[Date Prev][Date Next][Thread Prev][Thread Next]
[Date Index]
[Thread Index]
- Subject: Re: Tricky little string parsing challenge
- From: Sean Conner <sean@...>
- Date: Thu, 21 Mar 2019 21:43:46 -0400
It was thus said that the Great Steve Litt once stated:
> On Thu, 21 Mar 2019 18:08:15 -0400
> Sean Conner <sean@conman.org> wrote:
>
> > It was thus said that the Great Steve Litt once stated:
> > > On Tue, 19 Mar 2019 12:07:19 +0000
> > > Geoff Smith <spammealot1@live.co.uk> wrote:
> > >
> > >
> > > > Of course I had forgotten about not splitting on decimal points in
> > > > numbers. How can I adapt this to ignore the full stop character
> > > > if surrounded by numbers?
> > > >
> > > > Thanks for any solutions.
> > >
> > > The problem is in the specification. It's not easy to describe
> > > what's a sentence ender and what's a decimal point. I'd split on a
> > > dot followed immediately by whitespace: Space, Tab, Newline or
> > > Formfeed.
> >
> > Mr. Litt would break on a dot followed by whitespace. Mr. Conner
> > would disagree, as he thinks e. e. cummings would also disagree.

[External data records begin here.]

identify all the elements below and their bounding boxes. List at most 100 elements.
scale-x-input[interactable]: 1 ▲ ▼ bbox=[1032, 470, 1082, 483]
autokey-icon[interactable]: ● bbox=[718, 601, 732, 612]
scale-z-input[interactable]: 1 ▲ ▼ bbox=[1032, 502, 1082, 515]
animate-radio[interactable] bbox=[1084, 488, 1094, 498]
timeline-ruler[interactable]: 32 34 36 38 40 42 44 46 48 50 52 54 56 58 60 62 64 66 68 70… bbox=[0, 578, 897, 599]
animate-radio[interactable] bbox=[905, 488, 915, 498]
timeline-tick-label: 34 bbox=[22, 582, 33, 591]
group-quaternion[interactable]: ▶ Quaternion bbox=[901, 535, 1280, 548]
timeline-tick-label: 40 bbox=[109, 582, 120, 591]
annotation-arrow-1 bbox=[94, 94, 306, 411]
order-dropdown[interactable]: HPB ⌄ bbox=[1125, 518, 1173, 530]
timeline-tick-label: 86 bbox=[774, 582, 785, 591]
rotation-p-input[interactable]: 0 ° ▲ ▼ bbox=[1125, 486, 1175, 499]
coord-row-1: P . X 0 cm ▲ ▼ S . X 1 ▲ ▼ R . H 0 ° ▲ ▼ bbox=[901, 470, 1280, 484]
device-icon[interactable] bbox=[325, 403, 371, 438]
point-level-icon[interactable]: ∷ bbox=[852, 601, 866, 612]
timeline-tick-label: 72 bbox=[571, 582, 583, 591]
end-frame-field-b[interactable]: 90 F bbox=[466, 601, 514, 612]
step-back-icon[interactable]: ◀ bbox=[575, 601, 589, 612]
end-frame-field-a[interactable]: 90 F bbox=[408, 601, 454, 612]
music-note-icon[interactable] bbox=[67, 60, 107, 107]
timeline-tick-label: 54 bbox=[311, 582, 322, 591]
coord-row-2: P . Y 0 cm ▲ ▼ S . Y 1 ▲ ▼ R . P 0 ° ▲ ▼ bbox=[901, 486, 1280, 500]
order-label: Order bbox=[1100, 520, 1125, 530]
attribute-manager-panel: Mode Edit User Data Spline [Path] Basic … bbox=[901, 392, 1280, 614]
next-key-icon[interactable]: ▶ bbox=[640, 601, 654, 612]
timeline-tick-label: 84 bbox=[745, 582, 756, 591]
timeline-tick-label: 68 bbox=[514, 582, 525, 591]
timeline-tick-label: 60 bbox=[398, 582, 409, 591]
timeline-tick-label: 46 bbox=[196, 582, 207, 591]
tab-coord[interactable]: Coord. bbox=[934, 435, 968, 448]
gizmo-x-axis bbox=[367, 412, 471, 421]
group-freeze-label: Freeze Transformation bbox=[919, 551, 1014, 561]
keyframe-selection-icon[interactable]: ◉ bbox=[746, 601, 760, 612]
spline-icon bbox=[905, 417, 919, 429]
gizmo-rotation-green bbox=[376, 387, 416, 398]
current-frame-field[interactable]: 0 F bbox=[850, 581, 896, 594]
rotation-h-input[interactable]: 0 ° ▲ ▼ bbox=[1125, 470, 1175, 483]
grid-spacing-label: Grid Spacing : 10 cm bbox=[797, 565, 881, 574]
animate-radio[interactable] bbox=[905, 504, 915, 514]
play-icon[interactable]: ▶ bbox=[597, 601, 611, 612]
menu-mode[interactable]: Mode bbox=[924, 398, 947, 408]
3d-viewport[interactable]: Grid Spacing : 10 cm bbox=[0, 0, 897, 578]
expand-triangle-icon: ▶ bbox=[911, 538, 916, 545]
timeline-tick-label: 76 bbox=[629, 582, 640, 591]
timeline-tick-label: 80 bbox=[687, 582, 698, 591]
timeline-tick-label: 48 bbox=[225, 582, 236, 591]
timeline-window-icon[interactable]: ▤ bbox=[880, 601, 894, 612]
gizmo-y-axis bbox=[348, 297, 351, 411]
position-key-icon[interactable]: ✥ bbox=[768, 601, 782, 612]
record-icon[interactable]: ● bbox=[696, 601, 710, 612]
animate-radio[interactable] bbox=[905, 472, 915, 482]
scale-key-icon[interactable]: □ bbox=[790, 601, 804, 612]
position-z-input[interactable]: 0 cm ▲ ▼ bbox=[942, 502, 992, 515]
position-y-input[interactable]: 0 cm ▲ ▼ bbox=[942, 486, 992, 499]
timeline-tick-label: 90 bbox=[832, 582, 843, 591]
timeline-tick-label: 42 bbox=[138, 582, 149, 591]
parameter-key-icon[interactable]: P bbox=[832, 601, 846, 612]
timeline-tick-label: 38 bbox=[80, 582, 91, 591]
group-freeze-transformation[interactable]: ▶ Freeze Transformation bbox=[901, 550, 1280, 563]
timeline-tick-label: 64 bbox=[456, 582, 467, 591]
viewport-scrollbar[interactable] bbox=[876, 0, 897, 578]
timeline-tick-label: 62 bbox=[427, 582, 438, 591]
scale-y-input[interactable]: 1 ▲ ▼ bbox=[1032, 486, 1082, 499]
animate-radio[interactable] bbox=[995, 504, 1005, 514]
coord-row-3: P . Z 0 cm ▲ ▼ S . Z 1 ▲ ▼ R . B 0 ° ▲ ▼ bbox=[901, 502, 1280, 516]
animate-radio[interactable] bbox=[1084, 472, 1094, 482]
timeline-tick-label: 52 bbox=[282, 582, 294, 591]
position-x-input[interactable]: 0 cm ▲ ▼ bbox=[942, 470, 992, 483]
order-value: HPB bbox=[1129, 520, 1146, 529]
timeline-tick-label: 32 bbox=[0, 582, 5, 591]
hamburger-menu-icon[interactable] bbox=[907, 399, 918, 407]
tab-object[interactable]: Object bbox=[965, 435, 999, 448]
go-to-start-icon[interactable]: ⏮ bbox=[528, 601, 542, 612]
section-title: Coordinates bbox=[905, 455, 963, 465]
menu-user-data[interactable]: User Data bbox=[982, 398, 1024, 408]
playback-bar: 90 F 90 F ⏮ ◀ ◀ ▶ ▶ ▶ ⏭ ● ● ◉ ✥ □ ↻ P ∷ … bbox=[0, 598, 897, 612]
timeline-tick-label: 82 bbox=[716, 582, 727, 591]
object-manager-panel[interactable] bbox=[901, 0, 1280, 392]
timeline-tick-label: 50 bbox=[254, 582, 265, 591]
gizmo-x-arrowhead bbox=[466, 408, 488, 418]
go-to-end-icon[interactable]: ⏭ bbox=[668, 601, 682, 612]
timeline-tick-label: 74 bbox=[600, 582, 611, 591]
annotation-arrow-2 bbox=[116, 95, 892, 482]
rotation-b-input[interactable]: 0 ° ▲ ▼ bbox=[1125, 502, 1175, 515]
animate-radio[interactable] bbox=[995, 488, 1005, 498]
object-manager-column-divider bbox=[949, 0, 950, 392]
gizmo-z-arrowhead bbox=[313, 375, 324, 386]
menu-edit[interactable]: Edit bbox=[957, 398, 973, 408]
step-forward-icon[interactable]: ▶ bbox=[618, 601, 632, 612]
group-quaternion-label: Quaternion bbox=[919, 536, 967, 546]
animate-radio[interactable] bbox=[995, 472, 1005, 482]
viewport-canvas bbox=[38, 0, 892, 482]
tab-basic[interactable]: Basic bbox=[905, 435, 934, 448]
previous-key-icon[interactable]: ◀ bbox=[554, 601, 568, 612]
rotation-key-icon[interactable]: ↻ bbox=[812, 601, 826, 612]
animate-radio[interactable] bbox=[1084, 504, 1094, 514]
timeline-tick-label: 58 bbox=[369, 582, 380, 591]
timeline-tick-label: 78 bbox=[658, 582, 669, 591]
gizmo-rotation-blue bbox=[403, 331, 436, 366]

> > What constitutes a sentence? Is this a sentence?
> >
> > -spc (He who took the No. 9 train.)
>
> I have no idea whether the preceding is a sentence. Maybe the Chicago
> Manual of Style would help?
>
> You bring up an interesting point. No matter how wonderful our
> sentence detection algorithm, there will always be exceptions. Maybe
> the key is to go as far as possible with the general algorithm, and
> then use a blacklist and whitelist for each of specific text in the
> document and specific phrases.
>
> Also, as Dirk pointed out, it might be better to split on a dot, one
> or two spaces, and a capital letter.
Mr.
Litt would break on a dot followd by whitespace.
Mr.
Conner would disagree, as he thinks e.
e.
cummings would also disagree.
> Unless, of course, you're
> beginning the sentence with "systemd",
e. e. cummings is also an exception here.
> whose producers insist on
> spelling it with all small characters. Also, I forgot that sentences
> can end with an exclamation point or a question mark.
You forgot the interobang‽
> Is regex the best way, or might this better be done with callback
> routines?
LPEG.
-spc (Definitely LPEG)